The rift between President Emmerson Mnangagwa and his deputy Constantino Chiwenga that was exposed by the July 31 protests against the deteriorating economic and political situation in the country is said to be widening following revelations by a Zanu PF politburo member that the divisions have been simmering since the beginning of the year.
Cleveria Chizema, who was suspended after a dramatic politburo meeting on the eve of the protests where it emerged that some senior ruling party leaders backed the “uprising”, told The Standard in an exclusive interview that she had been caught in a cross fire.

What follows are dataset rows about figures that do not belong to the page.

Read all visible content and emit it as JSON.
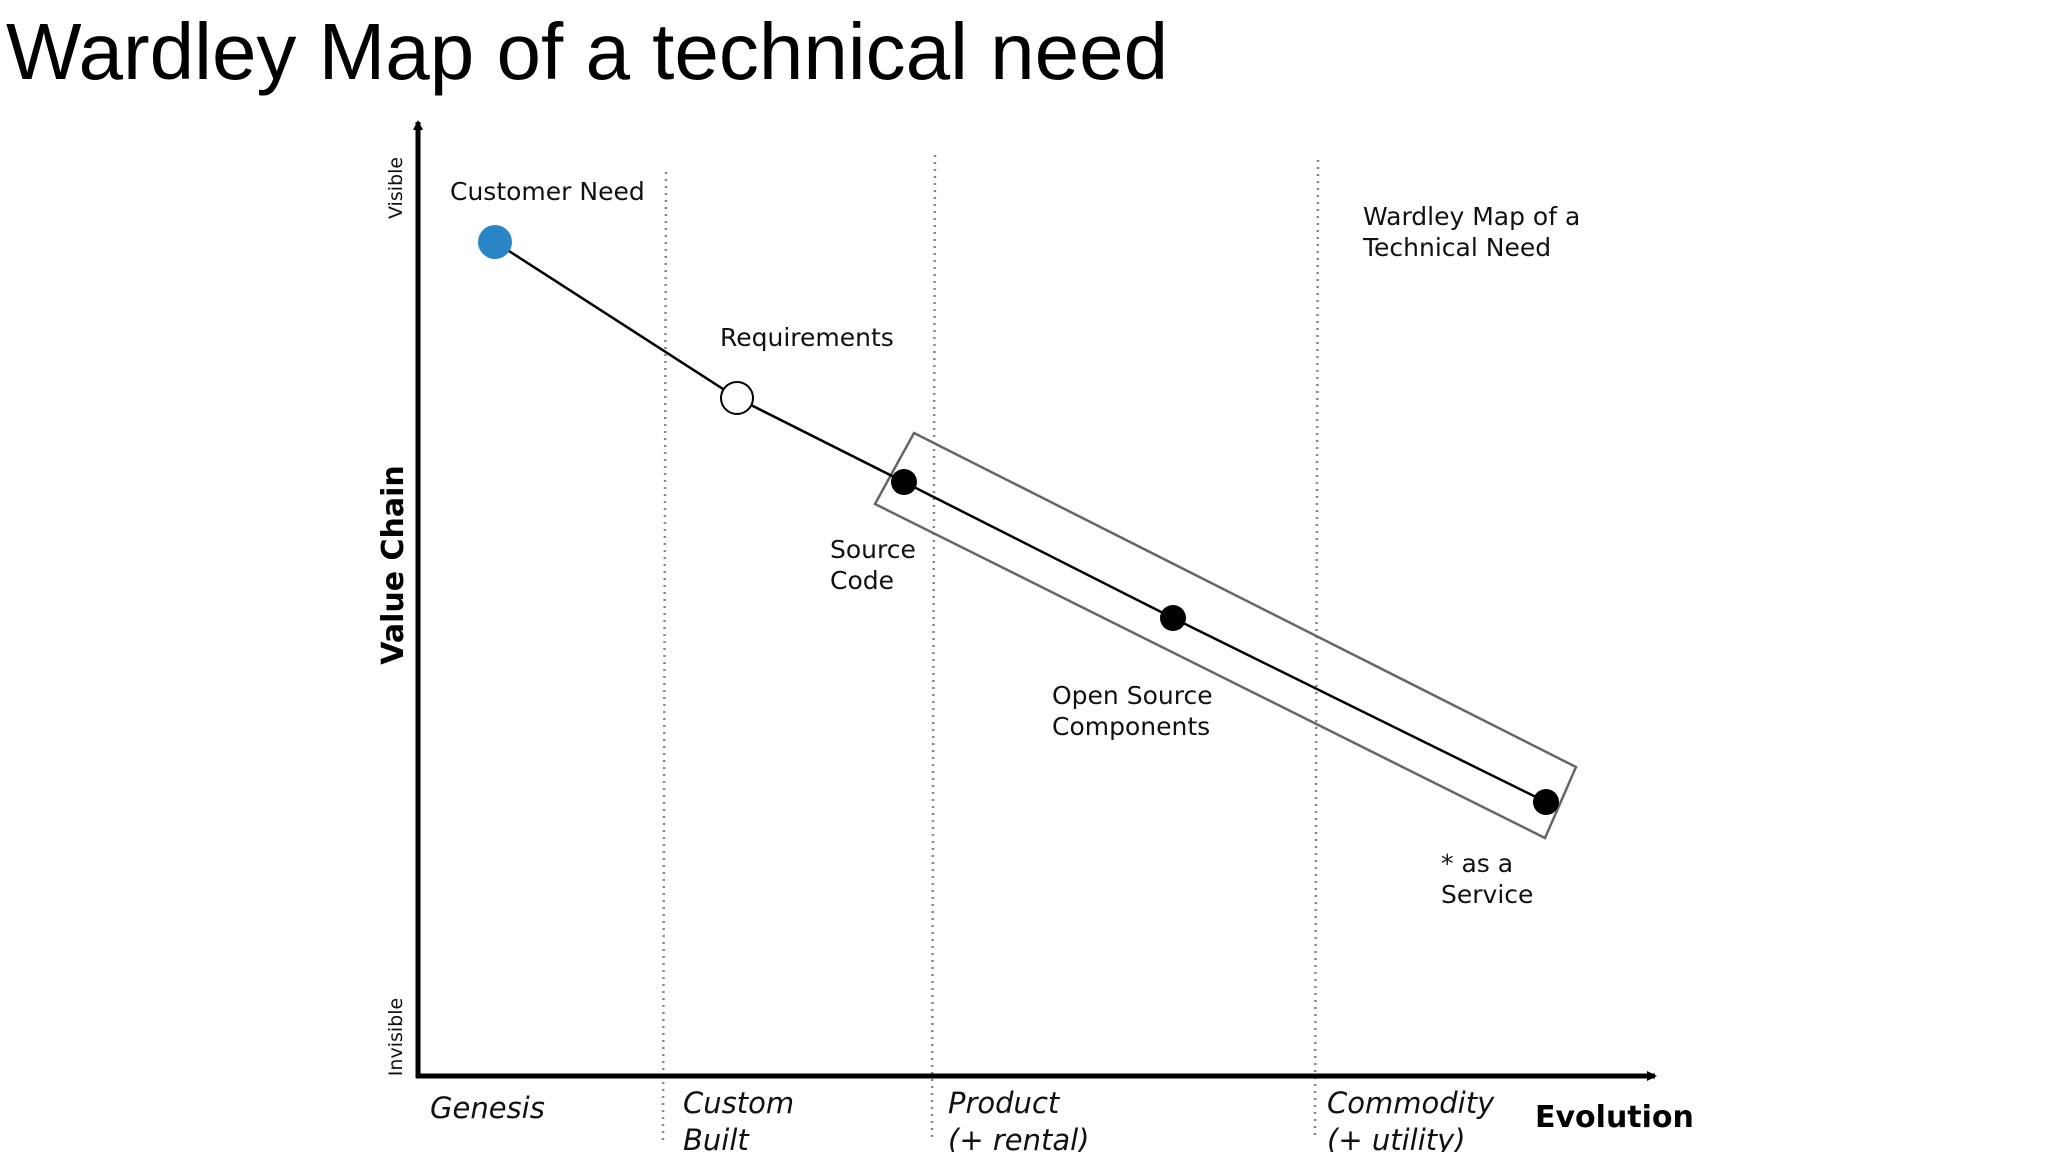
{
  "title": "Wardley Map of a technical need",
  "map": {
    "caption": [
      "Wardley Map of a",
      "Technical Need"
    ],
    "y_axis": {
      "label": "Value Chain",
      "top": "Visible",
      "bottom": "Invisible"
    },
    "x_axis": {
      "label": "Evolution"
    },
    "stages": [
      {
        "lines": [
          "Genesis"
        ]
      },
      {
        "lines": [
          "Custom",
          "Built"
        ]
      },
      {
        "lines": [
          "Product",
          "(+ rental)"
        ]
      },
      {
        "lines": [
          "Commodity",
          "(+ utility)"
        ]
      }
    ],
    "components": [
      {
        "id": "customer-need",
        "lines": [
          "Customer Need"
        ],
        "style": "user",
        "color": "#2a85c6"
      },
      {
        "id": "requirements",
        "lines": [
          "Requirements"
        ],
        "style": "open"
      },
      {
        "id": "source-code",
        "lines": [
          "Source",
          "Code"
        ],
        "style": "filled"
      },
      {
        "id": "open-source-components",
        "lines": [
          "Open Source",
          "Components"
        ],
        "style": "filled"
      },
      {
        "id": "as-a-service",
        "lines": [
          "* as a",
          "Service"
        ],
        "style": "filled"
      }
    ],
    "links": [
      [
        "customer-need",
        "requirements"
      ],
      [
        "requirements",
        "source-code"
      ],
      [
        "source-code",
        "open-source-components"
      ],
      [
        "open-source-components",
        "as-a-service"
      ]
    ],
    "grouping": [
      "source-code",
      "open-source-components",
      "as-a-service"
    ]
  }
}
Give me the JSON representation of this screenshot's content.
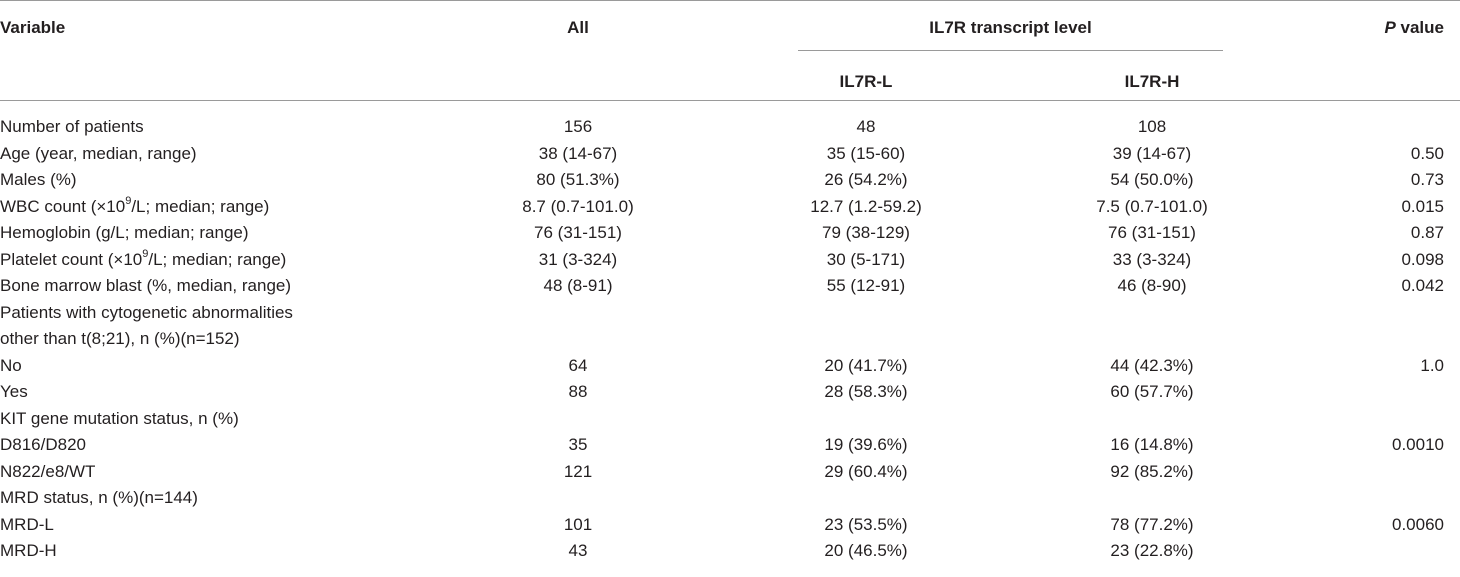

Chizema was frozen out from the ruling party after she was allegedly found in possession of flyers and placards promoting the July 31 mass protests allegedly rooting for Chiwenga to take over the leadership of the country.
Opening up for the first time since the highly-charged politburo meeting that suspended her, the long-serving Zanu PF leader yesterday said she felt betrayed.
She said after the posters were dumped at her home in Harare, she wanted to inform senior party leaders including Oppah Muchinguri and July Moyo, but failed to do so as they were busy.
At the politburo meeting, Moyo confirmed that Chizema tried to meet him, but Muchinguri did not defend her.
“The truth is I kept those papers in good faith,” Chizema said.
“And the message that was delivered by (Zanu PF acting spokesperson) Cde (Patrick) Chinamasa that I was found with papers with subversive messages, which were delivered at my house made it look like there was a van that brought those papers.
“I was very disappointed I tell you. I have 50 years in the party. Since it was formed in Highfield — my father was active in the party.
“I never had any misconduct for the past 50 years, 40 years of independence, nothing, and 10 years of struggle, nothing, It’s only today. I am disappointed.”
Chizema said the placards were dumped at her house soon after her birthday in March this year and she kept them as she wanted to present them to Muchinguri and Moyo.
She, however, failed to meet both of them as they kept on saying meetings were not possible due to Covid-19 restrictions.
“The day I was suspended, I did not sleep,” she said.
“People thought I had been arrested and they were calling and calling.
“The way Cde Chinamasa announced made it appear as if bags, boxes or sacks full of flyers had been delivered at my house for yesterday [Friday]’s demonstration.
“The message gave an impression that I have loads and loads of the papers here.
“The papers were very confidential to me and I wanted to give them to Amai Muchinguri.
“I told her I had a bone to chew with her. “But that was the time Covid-19 broke out and she kept saying ‘Mai Chizema, I will see you, I will come’ and you know, time flies, five months went past.
“In the meeting [politburo], I told them everything and also that I tried to see July Moyo. He confessed that I looked for him twice.”
Sources who attended the meeting said Muchinguri said she did not know anything about Chizema’s request for meetings.
The insiders said the politburo meeting was meant to checkmate Chiwenga who allegedly leads a faction that is dissatisfied with Mnangagwa’s leadership.
Zanu PF’s security chief Lovemore Matuke submitted a report that was allegedly meant to prove that there was a plot to topple Mnangagwa from within.
His submissions were corroborated by Central Intelligence Organisation boss Isaac Moyo.
Chizema said she suspected that her long-time maid was involved in the plot as she left immediately after the posters were dumped in her yard.
“There was another day I could not sleep, the alarm kept ringing. I think this was definitely a plot against me,” she said.
“Six years together, no notice, no nothing. I suspect she was the one who knew I threw the papers under the carpet.”
Zanu PF insiders said there was a witch-hunt to weed out Chiwenga’s sympathisers and there could be more victims in the coming days.
Three years ago, Chiwenga played a crucial role in Mnangagwa’s rise to the presidency after he led a coup that toppled long-time ruler Robert Mugabe.
A few months later reports started surfacing that the two had fallen out as Mnangagwa insisted on running for a second term in 2023 despite an alleged pact that he would rule for one term only and make way for his deputy.